Participation in City Design
More than 400 people assembled at a self organized meeting in FC St. Pauli’s ballroom in Hamburg in February 2014. The reason for the unusual gathering were dramatic changes in St. Pauli. The neighborhood called for a »bottom up-organized, democratic planning process.« With the experience and the mobilization power of the broad Right-to-the-city-movement backing them, the interdisciplinary planning office Planbude is founded to develop a new land use plan for the city. Wish production starts in late summer. Planbude’s claim: »Knack’ den St. Pauli Code!« (Crack the St. Pauli code!) becomes the leitmotif for a process that builds on multilingualism in expression and making. The results of the process are captured in a contract and become the foundation for a planning competition. Local knowledge builds the basis for the reinvention of the city.
Provoking Encounters
Thomas Hirschhorn’s works address the challenges of our time. They deal with climate emergency and justice, consumer excess and alienation. Many of the geopolitical discussions raised by the artist, which we can usually hold at a distance, collapse over and upon us. We break in. We become part of the Hirschhornian cosmos, which so clearly says how important it is to take a stance. At first glance, the exhibited collage seems strangely sober, almost alienated. Values and attitudes, not solutions, are at its core. We seek simple answers to the multitude of questions in vain. Rather, the project is about establishing social relationships, acting together, the invention of practices that produce or change spaces.
The Street as a Protest Space
As the work of Crimson Historians and Urbanists shows, limiting roads to discussions of mobility would be negligent. After all, street spaces also act primarily as spaces of protest. The street, closed off and swept empty of traffic, becomes a stage for expressions of discontentment and dissatisfaction with state systems or political decisions. Crimson’s work speaks of these struggles as well as of the dynamics and forces that are revealed here. The future of protest movements, they argue, is closely linked to the street as a place of assembly accessible to all. But this understanding is not a given everywhere. What happens, for example, if surveillance gets out of hand? Or, Crimson asks, will this be the very thing that triggers new protests?

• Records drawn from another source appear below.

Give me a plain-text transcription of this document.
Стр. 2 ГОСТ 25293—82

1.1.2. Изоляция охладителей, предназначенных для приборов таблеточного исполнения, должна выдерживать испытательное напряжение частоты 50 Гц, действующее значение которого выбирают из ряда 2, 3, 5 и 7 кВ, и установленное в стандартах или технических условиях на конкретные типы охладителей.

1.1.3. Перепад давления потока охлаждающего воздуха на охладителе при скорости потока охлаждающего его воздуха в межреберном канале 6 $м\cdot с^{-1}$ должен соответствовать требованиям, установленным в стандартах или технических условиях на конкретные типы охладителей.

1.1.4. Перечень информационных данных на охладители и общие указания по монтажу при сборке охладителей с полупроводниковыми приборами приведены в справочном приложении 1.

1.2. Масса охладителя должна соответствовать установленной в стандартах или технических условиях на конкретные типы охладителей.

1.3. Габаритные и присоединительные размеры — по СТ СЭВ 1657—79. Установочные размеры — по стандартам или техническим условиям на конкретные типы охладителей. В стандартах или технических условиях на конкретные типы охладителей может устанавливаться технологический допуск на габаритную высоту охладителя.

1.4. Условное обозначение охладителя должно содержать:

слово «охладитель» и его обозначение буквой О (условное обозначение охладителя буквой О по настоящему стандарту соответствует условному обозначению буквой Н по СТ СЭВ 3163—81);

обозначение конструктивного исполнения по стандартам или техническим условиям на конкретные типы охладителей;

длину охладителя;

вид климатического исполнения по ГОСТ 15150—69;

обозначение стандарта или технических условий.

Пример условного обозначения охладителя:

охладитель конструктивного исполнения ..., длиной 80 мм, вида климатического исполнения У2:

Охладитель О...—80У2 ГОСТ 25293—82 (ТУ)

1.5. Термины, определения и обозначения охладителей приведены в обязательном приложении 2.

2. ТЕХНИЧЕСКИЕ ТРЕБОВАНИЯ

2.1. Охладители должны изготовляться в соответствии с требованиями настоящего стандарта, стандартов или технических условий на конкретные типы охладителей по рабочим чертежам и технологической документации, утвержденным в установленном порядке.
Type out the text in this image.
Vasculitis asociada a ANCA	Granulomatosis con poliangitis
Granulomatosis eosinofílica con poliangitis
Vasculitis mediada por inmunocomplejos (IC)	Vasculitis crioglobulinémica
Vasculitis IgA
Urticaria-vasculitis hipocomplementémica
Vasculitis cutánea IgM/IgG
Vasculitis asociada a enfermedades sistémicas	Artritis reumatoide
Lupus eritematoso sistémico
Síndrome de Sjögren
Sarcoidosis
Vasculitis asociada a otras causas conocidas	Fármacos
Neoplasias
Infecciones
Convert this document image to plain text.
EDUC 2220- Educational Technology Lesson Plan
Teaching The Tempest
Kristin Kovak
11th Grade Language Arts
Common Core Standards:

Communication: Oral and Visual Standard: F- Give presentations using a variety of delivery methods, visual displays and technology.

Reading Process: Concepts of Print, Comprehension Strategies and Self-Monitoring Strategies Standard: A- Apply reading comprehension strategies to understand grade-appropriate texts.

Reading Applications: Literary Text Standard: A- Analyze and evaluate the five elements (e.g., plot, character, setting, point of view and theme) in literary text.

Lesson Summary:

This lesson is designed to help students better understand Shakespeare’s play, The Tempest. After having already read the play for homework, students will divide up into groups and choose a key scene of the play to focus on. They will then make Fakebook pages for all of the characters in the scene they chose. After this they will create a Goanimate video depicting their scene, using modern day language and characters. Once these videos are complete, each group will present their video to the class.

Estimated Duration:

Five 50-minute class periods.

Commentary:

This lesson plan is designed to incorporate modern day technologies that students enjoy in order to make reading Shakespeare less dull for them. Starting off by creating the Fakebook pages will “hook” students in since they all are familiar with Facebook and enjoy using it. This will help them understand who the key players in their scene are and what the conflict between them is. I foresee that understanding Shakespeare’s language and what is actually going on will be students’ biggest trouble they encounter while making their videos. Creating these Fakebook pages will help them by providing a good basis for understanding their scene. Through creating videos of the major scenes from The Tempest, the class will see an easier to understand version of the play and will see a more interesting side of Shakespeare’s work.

A Quarter Taking Matters Into Its Own Hands
In the 1980s, Toxteth is the setting for violent class struggles. People move to other parts of Liverpool; many of the Victorian row houses fall into disrepair. As a result, a group becomes active in the neighborhood. They clean up, plant flower beds, paint windows, and establish a market. A Community Land Trust is set up. The aim: to create affordable housing that is owned by the people from the neighborhood. The group convinces the municipality not to demolish the houses. Later, the architecture collective Assemble comes on board and develops a plan for the area. Although the work is still unfinished and many houses are still in need of further attention, the people’s goal of taking the future of their area into their own hands has been achieved for the time being.
Small Fortified Buildings
We peer into a pit dug deep into the ground. In the middle: a last isolated house on a massive clump of earth. Nail houses, that’s what these structures—left in apparent wastelands—are called. For Ahmet Öğüt, these houses are »expressions of individual everyday resistance against strategies of state or corporate constraint.« They are remnants of hasty urbanization processes and, at the same time, speak of displacement. Öğüt’s model representations of the nail houses record this state of things as a warning. And so, resistance to the relentless global real estate industry and speculative land development is made visible in the long term and thus negotiable for others.